New California law requires efforts to ensure supply chains are free of slavery

Effective January 1, 2012, California SB657, known as The California Transparency in Supply Chains Act of 2010, will mandate retail sellers and manufacturers doing business in California with annual gross receipts exceeding $100 million to conspicuously and clearly disclose their efforts and policies for ensuring that their supply chains are free from human trafficking and slavery.

The targeted companies are required to make these disclosures on their websites; if a company does not have a website, the information must be provided in writing within 30 days of a consumer request. Although the Act does not mandate any specific language, the disclosure must be easily understood and explain the procedures, if any, that the company has in place, in reference to:

    • Evaluating and addressing the human trafficking and slavery risks in its product supply chains (disclosure must state whether or not the company is using a third-party to assess these risks);
    • Requiring direct suppliers to certify that the materials used in the products comply with slavery and human trafficking laws in the countries in which they are doing business;
    • Conducting supplier audits to evaluate compliance with company standards on trafficking and slavery (disclosure must state whether or not the audits are independent and unannounced);
    • Maintaining accountability standards and procedures for employees or contractors who fail to meet company standards regarding slavery and human trafficking;
    • Training employees and managers who have direct responsibility with supply chain management on the mitigation of human trafficking and slavery risks.

While the Act has gained significant attention by California companies, its expansive jurisdictional provisions make it applicable to many large retail sellers and manufacturers that are organized or domiciled outside of California, as the $100 million gross receipts threshold for compliance is based on worldwide sales revenue. And since the threshold is relatively low and set in dollar amounts, it can be as triggered by earning less than 1% of that revenue in the state, owning some property or having even one employee or contractor here (see CA Revenue and Taxation Code Section 23101 for a full definition of “doing business in California.”)

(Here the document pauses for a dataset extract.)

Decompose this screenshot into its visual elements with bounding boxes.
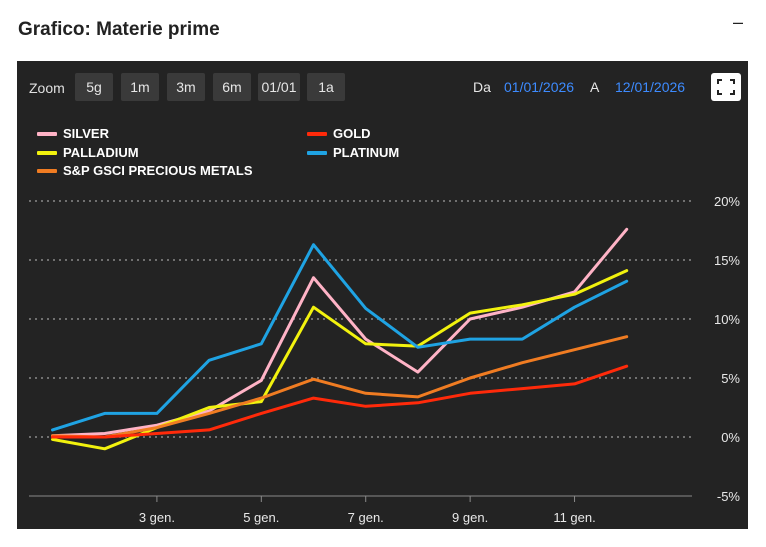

California SB657 is a disclosure law and does not require companies to do things differently, but its deceptive simplicity brings into focus the importance of proactive risk management. And for many companies, it is a call to action to move beyond this law’s mere disclosure compliance and implement or strengthen their risk management programs not only for brand equity protection but also in recognition of their corporate social responsibility.

In our products portfolio, SI offers specialized background investigations for vendor/third-party engagements which include elements and search strategies designed to find, among other criteria, indications or records of slavery and human trafficking in supply chains.

The Act is a disclosure law and does not impose any substantive regulation on supply chain activities. Nor, unlike the “conflict minerals” provisions of the Dodd-Frank regulatory reform law, 9 does it impose any affirmative obligations on companies to perform diligence regarding the existence of slavery or human trafficking in their supply chains. Nonetheless, as a matter of corporate social responsibility as well as public image, companies may wish to consider whether it is appropriate to adopt policies or procedures to mitigate the risk that slavery or human trafficking exist in their supply chains.